At point 1 at T=10 deg Celsius we have :
Density1=10^3/1.000 =1000kg/m^3
A1=0.01m^2
Viscosity Mew1=1304*10^(-6)
From continuity u1=mass flowrate/density1*Area1=0.2/10^3*0.01
=>u1=0.02m/s
Re=D*u*ro/mew
We have A1 ,we need D1;
Diameter1=sqrt(4*0.01/pi)
Hence D1=0.1128 m
so Re=D*u*ro/mew
Re1=0.1128*0.02*10^3/1304*10^(-6)=1730.06

So at point 1 we calculated:
u1=0.02m/s and Re1=1730.06

Same for point 2 at outlet where T2=80 degrees Celsius

6. Jul 31, 2016

### billy_joule

That looks correct, good work.
And what about the duty?

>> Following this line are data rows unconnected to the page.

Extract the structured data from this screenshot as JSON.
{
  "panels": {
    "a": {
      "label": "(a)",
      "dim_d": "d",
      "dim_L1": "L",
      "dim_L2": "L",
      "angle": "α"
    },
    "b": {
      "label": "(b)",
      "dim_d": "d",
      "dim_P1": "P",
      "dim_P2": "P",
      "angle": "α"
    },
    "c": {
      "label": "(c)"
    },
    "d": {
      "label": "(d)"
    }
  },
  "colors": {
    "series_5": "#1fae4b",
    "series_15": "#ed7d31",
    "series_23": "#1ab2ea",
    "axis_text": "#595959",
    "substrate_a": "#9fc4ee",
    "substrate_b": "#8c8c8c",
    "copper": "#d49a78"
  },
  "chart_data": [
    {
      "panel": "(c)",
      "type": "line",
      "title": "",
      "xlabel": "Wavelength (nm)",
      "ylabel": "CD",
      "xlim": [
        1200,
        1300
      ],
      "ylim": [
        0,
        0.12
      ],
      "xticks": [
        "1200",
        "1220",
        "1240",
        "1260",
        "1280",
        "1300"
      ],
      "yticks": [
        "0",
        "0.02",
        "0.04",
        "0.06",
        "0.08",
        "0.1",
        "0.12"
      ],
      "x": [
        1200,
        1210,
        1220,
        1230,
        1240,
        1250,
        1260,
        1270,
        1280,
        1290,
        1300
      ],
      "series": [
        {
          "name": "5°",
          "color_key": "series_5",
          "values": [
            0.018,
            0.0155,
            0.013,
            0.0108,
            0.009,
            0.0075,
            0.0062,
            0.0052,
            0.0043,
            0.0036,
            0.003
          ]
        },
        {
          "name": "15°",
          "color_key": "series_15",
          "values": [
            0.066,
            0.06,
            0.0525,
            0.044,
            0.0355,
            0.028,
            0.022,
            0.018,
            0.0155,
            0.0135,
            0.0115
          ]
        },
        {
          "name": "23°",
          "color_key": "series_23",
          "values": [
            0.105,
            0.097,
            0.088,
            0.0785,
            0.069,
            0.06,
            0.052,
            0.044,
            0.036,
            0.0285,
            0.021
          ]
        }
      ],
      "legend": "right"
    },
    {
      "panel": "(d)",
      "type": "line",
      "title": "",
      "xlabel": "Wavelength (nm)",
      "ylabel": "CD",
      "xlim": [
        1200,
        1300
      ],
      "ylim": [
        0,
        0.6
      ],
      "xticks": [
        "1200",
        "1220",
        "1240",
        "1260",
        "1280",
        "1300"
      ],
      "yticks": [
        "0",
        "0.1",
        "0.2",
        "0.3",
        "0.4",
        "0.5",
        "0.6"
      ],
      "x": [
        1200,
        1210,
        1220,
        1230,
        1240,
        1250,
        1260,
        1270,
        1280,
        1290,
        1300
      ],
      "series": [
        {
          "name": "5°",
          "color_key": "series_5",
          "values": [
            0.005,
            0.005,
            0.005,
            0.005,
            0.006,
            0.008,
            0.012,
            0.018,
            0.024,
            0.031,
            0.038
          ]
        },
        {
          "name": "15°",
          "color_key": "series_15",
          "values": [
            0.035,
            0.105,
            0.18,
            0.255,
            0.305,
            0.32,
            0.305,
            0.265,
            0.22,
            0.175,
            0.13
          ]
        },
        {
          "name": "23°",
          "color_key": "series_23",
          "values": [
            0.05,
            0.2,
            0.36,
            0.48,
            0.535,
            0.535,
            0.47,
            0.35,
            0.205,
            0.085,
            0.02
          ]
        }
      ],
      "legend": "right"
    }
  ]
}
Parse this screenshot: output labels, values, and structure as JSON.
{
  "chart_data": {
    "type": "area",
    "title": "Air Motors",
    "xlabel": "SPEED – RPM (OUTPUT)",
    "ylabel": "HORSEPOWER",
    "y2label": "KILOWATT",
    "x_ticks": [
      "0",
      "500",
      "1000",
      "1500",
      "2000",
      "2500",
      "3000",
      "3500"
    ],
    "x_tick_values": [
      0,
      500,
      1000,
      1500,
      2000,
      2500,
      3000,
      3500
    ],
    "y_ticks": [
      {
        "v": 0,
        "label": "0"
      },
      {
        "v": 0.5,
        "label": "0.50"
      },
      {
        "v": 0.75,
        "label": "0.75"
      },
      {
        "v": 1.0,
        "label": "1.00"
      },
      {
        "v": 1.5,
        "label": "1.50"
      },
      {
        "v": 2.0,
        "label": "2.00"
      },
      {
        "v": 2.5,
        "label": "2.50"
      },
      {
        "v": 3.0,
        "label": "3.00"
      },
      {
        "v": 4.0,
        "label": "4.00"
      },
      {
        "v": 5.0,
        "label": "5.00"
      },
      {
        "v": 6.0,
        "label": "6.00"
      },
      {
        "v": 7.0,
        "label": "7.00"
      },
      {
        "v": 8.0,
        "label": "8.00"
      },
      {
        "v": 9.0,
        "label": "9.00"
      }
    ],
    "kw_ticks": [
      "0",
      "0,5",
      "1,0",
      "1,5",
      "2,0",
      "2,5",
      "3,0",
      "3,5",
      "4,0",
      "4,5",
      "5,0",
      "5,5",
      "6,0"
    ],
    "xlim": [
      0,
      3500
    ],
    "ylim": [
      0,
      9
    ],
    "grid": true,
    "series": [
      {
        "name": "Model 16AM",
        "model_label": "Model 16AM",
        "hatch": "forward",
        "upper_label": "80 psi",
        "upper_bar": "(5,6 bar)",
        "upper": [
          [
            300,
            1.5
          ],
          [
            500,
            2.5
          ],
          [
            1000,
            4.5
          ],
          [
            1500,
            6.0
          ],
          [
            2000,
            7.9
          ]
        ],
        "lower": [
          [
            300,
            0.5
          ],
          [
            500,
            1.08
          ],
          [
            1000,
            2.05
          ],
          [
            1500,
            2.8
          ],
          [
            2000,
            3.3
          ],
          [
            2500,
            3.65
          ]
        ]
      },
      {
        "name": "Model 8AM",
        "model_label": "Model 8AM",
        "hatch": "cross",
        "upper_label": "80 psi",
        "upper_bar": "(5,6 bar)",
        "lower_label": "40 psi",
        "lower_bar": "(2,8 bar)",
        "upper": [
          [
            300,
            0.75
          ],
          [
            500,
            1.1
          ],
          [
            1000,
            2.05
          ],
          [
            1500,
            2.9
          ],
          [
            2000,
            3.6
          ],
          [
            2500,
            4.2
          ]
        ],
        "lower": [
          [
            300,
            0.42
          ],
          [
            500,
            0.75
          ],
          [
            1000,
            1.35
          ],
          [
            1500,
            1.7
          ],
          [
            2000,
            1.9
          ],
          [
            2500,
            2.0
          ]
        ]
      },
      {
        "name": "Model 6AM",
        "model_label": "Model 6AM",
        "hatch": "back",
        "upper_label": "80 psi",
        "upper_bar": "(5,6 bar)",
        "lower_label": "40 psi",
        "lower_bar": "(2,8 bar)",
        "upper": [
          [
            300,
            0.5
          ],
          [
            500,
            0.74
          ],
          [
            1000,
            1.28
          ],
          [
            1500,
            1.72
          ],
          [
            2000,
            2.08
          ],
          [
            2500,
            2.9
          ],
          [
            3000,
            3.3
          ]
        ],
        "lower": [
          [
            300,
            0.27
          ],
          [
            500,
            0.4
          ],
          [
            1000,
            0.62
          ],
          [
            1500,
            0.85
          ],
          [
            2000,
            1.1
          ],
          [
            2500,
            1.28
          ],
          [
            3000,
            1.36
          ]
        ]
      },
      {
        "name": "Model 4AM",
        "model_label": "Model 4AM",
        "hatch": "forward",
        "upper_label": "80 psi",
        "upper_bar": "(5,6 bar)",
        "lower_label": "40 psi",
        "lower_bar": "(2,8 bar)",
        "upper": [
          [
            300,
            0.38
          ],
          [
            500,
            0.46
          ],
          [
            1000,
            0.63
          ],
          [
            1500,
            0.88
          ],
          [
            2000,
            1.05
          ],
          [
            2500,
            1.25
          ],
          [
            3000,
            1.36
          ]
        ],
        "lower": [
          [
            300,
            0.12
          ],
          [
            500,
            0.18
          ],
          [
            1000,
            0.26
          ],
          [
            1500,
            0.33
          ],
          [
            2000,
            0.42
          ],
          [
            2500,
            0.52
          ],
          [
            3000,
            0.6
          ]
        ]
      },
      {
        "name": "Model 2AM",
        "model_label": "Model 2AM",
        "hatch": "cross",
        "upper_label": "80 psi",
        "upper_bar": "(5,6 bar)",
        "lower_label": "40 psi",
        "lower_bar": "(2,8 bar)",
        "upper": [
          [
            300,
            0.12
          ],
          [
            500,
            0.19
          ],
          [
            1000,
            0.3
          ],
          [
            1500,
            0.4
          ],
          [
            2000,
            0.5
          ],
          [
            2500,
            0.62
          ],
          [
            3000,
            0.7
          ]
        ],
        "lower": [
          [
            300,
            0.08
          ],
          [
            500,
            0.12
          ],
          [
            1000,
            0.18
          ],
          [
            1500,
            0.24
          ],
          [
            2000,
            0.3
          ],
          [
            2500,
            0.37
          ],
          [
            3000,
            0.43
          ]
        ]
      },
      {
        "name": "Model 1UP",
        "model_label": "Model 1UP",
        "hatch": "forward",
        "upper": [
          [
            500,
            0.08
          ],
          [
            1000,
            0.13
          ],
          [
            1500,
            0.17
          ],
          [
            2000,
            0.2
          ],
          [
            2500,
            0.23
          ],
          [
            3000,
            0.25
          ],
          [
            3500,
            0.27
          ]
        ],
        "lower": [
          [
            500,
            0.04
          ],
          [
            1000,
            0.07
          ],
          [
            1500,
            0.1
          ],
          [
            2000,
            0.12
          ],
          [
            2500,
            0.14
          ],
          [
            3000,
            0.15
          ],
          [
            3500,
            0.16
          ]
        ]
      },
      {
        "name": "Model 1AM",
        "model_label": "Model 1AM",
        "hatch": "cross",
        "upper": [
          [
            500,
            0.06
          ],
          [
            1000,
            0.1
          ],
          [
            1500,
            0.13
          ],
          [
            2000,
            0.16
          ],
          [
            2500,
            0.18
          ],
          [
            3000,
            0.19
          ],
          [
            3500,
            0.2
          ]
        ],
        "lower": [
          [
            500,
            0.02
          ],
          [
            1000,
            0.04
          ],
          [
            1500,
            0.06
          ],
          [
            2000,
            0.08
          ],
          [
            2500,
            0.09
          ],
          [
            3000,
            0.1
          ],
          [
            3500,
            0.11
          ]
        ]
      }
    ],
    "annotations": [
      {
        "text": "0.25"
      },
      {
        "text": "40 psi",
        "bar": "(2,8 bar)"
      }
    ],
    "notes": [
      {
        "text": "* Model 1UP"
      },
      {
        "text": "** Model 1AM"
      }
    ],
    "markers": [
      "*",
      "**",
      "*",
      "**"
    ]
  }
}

Are you familiar with this equation?
Q =m_dot * Cp * deltaT

7. Jul 31, 2016

### williamcarter

As for c)with Heat Duty required we are supposed to use the equation Q=mass flowrate*specific heat*delta T
in our case heat duty transfer rate Q=m*c*(Tout-Tin)

We will take the cp as the cp of (10+80) degrees /2 so we will look in table for cp of 45 degrees celsius
As the value for cp is not there , and it is for values such as 44 and 46 degrees celsius we will have to linear interpolate.

Hence cp at 45 deg Celsius=4179.5(I could have estimated it as 4180, but I wanted to be more precise)
Furthermore it is not required to transform Celsius to Kelvin because the difference(delta T) would be the same , so I would leave it in Celsius.

so we have everything as it follows:
m=0.2 kg/s
cp=4179.5 J/Kg*K
Tout=T2=80 degrees Celsius
Tin=T1=10 degrees Celsius

We know Q=m*c*(Tout-Tin)
hence Q=0.2*4179.5*(80-10)
Q=58513 J (Which is the heat duty required to raise water from 10 degrees Celsius to 80 degrees Celsius)

8. Jul 31, 2016

### billy_joule

That's right, except the 'per second' from the mass flow rate went missing. the answer should be joules per second (aka Watts).
Any questions about the next questions?

9. Jul 31, 2016

### williamcarter

Thank you for your answer, that is correct it is in Watts(J/s), I do not know why I forgot about seconds,I did this probably because I was thinking of Heat which is in Joule and not Power which is Watt, and I forgot about seconds from the mass flowrate.
As for d) I cannot completely understand what I am supposed to do

10. Jul 31, 2016

### Staff: Mentor

Your steam tables give values for the enthalpy of liquid water at 80 C and 10 C. Why didn't you just use this?

11. Jul 31, 2016

### williamcarter

I did the arithmetic mean between the 2 temperatures in order to get the mean cp (in my case at 45 degrees celsius) and use it in Q=m*c*delta T to get the duty as a power in Watts.The reason I did that was because I wanted to be consistent with the formula I was given in the course, however your path seems easier, cheers for that.

I could also ,as you said use the enthalpies and calculate the Q as following:
Q=m_dot*[(enthalpy h at 80 degrees Celsius of water)-(enthalpy h at 10 degrees Celsius of water)]

This will be:Q=0.2kg/s*(335.0*10^3 J/Kg -42.03*10^3 J/Kg)
=>Q=58594 Watt

12. Jul 31, 2016

### Staff: Mentor

For part (d), what is the change in enthalpy per kg in going from saturated steam at 130C to saturated liquid water at 130C?